Сафроныч пересеменивал, почтительно стоя в своем длиннополом коричневом сюртуке, пострадавшем спереди от путешествия по заборам, и рассказывал свое дело, простодушно покачивая головою и вяло помахивая руками, а Гуго стоял, сложивши на груди руки по-наполеоновски, – и или хранил спокойное молчание, или давал только односложные, твердые и решительные ответы.
Нехитрое дело просто выяснилось сразу: о воротах и проезде через двор в контракте действительно ничего сказано не было – и по тону речей расспрашивавшего об этом судьи ясно было, что он сожалеет Сафроныча, но не видит никаких оснований защитить его и помочь ему. В этой части дело Сафроныча было проиграно; но неожиданно для всех луна оборотилась к нам тем боком, которого никто не видал. Судья предъявил документы, которыми удостоверялись убытки Сафроныча от самочинства Пекторалиса. Они не были особенно преувеличены: их было высчитано по прекращении средств его производства по пятнадцати рублей в день.
Расчет этот был точен, ясен и несомненен. Сафроныч мог иметь действительный убыток в этом размере, если бы производство его шло как следует, но как оно на самом деле никогда не шло по его беспечности и невнимательности.
Но в виду суда было одно: ежедневный убыток в том размере, в каком он представлен возможным и доказан.
«Что вы на это скажете, господин Пекторалис?» – вопросил судья.
Пекторалис пожал плечами, улыбнулся и отвечал, что это не его дело.

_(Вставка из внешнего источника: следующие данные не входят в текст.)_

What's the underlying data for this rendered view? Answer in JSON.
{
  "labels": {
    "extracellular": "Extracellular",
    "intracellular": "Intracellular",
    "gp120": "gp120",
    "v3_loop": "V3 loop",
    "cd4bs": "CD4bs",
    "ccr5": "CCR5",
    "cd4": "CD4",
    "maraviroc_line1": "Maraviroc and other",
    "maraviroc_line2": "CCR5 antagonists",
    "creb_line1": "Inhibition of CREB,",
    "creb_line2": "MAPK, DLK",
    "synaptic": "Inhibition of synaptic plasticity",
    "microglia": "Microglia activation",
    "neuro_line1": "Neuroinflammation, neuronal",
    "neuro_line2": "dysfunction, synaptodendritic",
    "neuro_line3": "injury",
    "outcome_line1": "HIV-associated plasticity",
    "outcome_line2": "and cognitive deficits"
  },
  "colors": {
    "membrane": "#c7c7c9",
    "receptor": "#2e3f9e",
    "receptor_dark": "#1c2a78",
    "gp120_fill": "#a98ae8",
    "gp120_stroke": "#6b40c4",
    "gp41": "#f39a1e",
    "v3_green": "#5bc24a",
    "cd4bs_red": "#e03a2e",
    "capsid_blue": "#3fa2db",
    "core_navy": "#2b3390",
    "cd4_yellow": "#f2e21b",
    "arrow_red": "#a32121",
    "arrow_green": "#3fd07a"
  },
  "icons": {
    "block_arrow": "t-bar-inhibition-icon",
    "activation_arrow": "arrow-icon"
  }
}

«Но вы причиняете ему убытки».
«Не мое дело», – отвечал Пекторалис.
«А вы не хотите ли помириться?»
«О, никогда!»
«Отчего же?»
«Господин судья, – отвечал Пекторалис, – это невозможно: у меня железная воля, и это все знают, что я один раз решил, то так должно и оставаться, и этого менять нельзя. Я не отопру ворота».
«Это ваше последнее слово?»
«О да, совершенно последнее слово».
И Пекторалис стал с своим выпяченным подбородком, а судья начал писать – и писал не то чтобы очень долго, а написал хорошо.

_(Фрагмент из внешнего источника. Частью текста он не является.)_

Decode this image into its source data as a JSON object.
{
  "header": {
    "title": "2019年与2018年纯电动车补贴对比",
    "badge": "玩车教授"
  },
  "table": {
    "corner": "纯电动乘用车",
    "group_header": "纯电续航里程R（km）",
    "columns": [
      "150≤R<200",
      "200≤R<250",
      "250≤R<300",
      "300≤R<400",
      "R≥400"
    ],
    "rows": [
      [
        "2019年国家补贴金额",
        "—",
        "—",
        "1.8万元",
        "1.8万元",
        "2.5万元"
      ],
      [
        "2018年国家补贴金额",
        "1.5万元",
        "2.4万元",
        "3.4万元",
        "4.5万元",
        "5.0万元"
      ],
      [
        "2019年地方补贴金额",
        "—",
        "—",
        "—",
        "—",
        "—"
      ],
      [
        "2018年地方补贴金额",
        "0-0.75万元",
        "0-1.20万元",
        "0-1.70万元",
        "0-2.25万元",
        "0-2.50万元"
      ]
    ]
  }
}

Решение его в одно и то же время доставляло и полное торжество железной воле Пекторалиса, и резало его насмерть – Сафронычу же оно, по точному предсказанию Жиги, доставляло одно неожиданнейшее счастье.

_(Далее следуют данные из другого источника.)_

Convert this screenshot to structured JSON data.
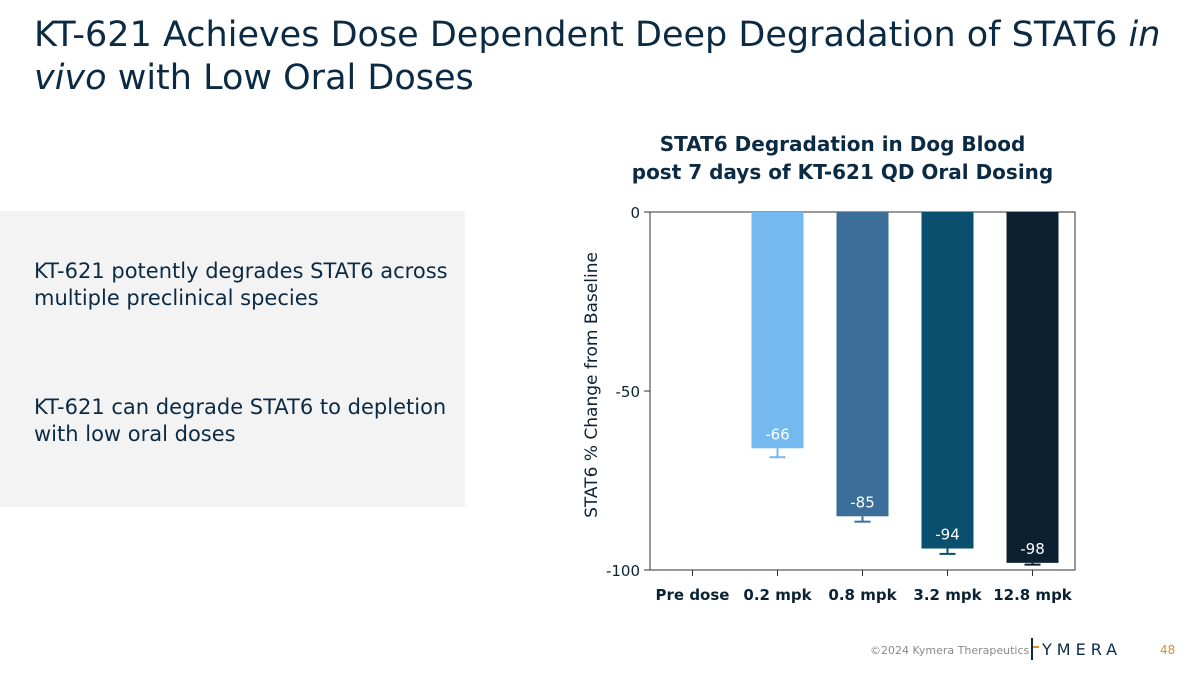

Судебный приговор не отворял забитых Пекторалисом ворот, – он оставлял немца в его праве тешить этим свою железную волю, но зато он обязывал Пекторалиса вознаграждать убытки Сафроныча в размере пятнадцати рублей за день.
Сафроныч был доволен этим решением; но, ко всеобщему удивлению, на него выразил удовольствие и Пекторалис.
«Я очень доволен, – сказал он, – я сказал, что ворота будут забиты, и они так останутся».
«Да, но вам это будет стоить пятнадцать рублей в день».
«Совершенно верно; но он ничего не выиграл».
«Выиграл пятнадцать рублей в день».
«А я об этом не говорю».
«Позвольте, что же это составит: двадцать восемь рабочих дней в месяце…»
«Кроме Казанской».
«Да, кроме Казанской, – это двести восемьдесят, да сто сорок, – всего четыреста двадцать рублей в месяц. Около пяти тысяч в год. Батюшка, Гуго Карлыч, ведь это черт возьми совсем такую победу! Ведь он этого никогда бы не заработал: это он просто вас себе в крепость забрал».
Гуго моргал глазами, он чувствовал, что дело дорого обошлось, но волю свою показал – и первое число внес судье сумму за покой Сафроныча и его бедствие.
Так это и пошло далее: как, бывало, приходит первое число месяца, Сафроныч несет в суд пятнадцать рублей своей месячной аренды, следующей от него Пекторалису, а оттуда приносит домой через лестницу четыреста двадцать рублей, уплаченные в его пользу Пекторалисом.
Славное дело; чудная жизнь пошла для Сафроныча! Никогда он так не жил, да и не думал жить так легко, вольготно и прибыльно. Запер он свои доменки и амбары – и ходит себе посвистывает да чаи распивает или водочкой с приказным угощается, а потом перелезет через лесенку и спит покойно и всех уверяет, что «я, говорит, супротив немца никакой досады не чувствую. Это его бог мне за мою простоту ниспослал. Теперь я только одного боюсь, чтобы он прежде меня не помер. Да бог даст не помрет, он ко мне на похороны блины есть обещался, а он свое слово верно держит. Накорми его тогда, жена, хорошенько блинками, а пока пусть его бог на многое лето бережет на меня работать».